Nonetheless, the primary concern of the Insolvency Act 1986 was the rights of creditors and cases like Re Citro (Bankrupts)  Ch. 142, C.A. showed little understanding of the innocent family’s predicament. It is true that the Insolvency Law Review Committee’s recommendation of a reasonable period for suitable alternative arrangements was sanctioned with a one-year-reprieve following the appointment of a trustee, which may be extended in “exceptional circumstances.” However, the family’s suffering was not remitted because the term “exceptional” was held not to include a “distressing” predicament: Re Citro (Bankrupts). Equally, the innocent family’s predicament was given little consideration where the power conferred by section 73(3) of the Matrimonial Causes Act 1973 to a wife to set aside dispositions such as those of a husband that had sought to defeat her rights by disposing property was deemed not to apply to a charge of the bank that provided the money for the purchase of the property; although the bank was fully aware of the wife’s rights: Ansari v Ansari (Bank of Scotland plc intervening)  ECWA Civ 1456. Equally, a trustee was allowed to enforce a trust for sale of a family home held jointly by a couple under a property adjustment order made twenty years earlier: Turner and Another v Avis (2007) Times Law Reports. Nonetheless, it would be unfair to say that decisions have always been detrimental to the innocent family. Lewis and another v Metropolitan Property Realisations Ltd  EWCA Civ 448 ordained that "a bankrupt's interest in property that had formally vested jointly in him and his wife revested in him on the third anniversary of his bankruptcy despite his trustee in bankruptcy having assigned that interest to a creditor." In Everitt v Budhram (a bankrupt) and another  WLR (D) 167, it was held that the "needs" of a bankrupt under section 355A (2) of the Insolvecy Act 1986 include “financial, medical, emotional and mental needs.” The Home Owner and Debtor Protection (Scotland) Bill introduced in the Scottish Parliament on the 1st of October 2009 will also restrict the creditor’s rights to sell or enter into possession of security subjects only to cases where the residential property has been voluntarily surrendered (an affidavit will be required to this effect).
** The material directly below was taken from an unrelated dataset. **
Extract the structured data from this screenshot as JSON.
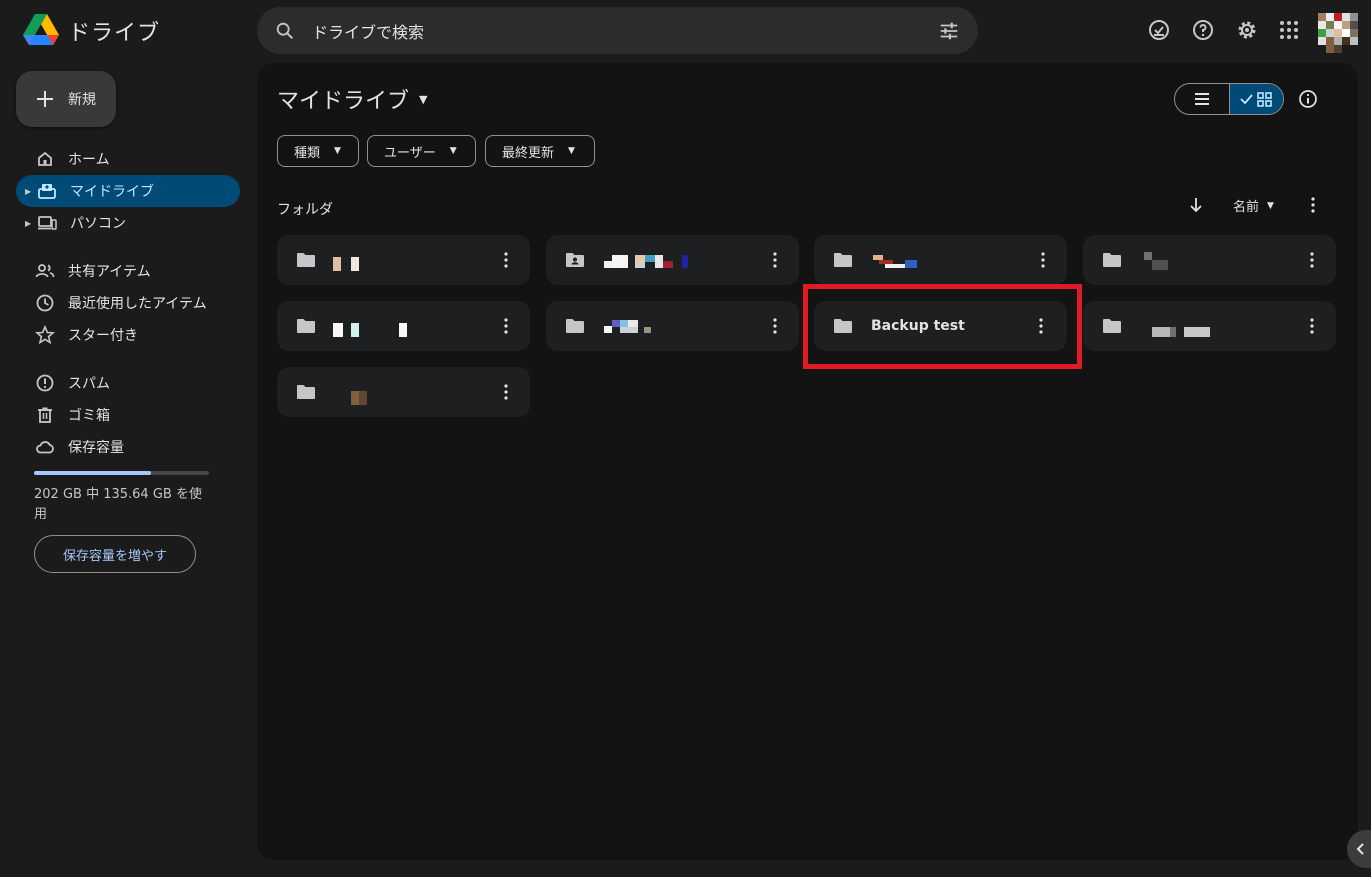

The convergence of the claims of spouses and creditors to legal and beneficial interests in the insolvent’s matrimonial home and the inevitable conflict between the Family Court and the Insolvency Court discussed by members of the Working Group materialised in Hill and another v Haines  EWHC 1012 (Ch). Following divorce proceedings, an Order was made transferring the family home to the wife. The husband subsequently became bankrupt and the trustee argued that the transfer was at an undervalue and sought to restore the parties to the position they would have been had the transaction not been made. The District Judge disagreed with the trustee but surprisingly he received a statement of acquiescence from the High Court. There was a disquieting conflict between the Family Court’s prerogative to ensure that parties to a marriage receive an equitable share of the property and that of the Insolvency Court to protect the interests of the creditors. An incidental question to this issue is that of whether the contributions made by one spouse to the emotional and mental wellbeing of the other spouse do not constitute sufficient consideration? One also wonders whether the Insolvency Act is impervious to the rights of innocent family members. It may be important to make a survey of families affected by bankruptcy in order to determine the extent to which the rights of innocent members have been disregarded. However, given that the views of the Insolvency Law Review Committee shaped (in part) this Act, the minutes of the fourth meeting of the Working Group attest to the fact that the rights of the innocent family members were always the primary concern. In this light, the Court of Appeal held that a transfer to a spouse following the breakdown of a marriage is not a transaction at an undervalue except in circumstances where both spouses colluded and/or there were elements of fraud.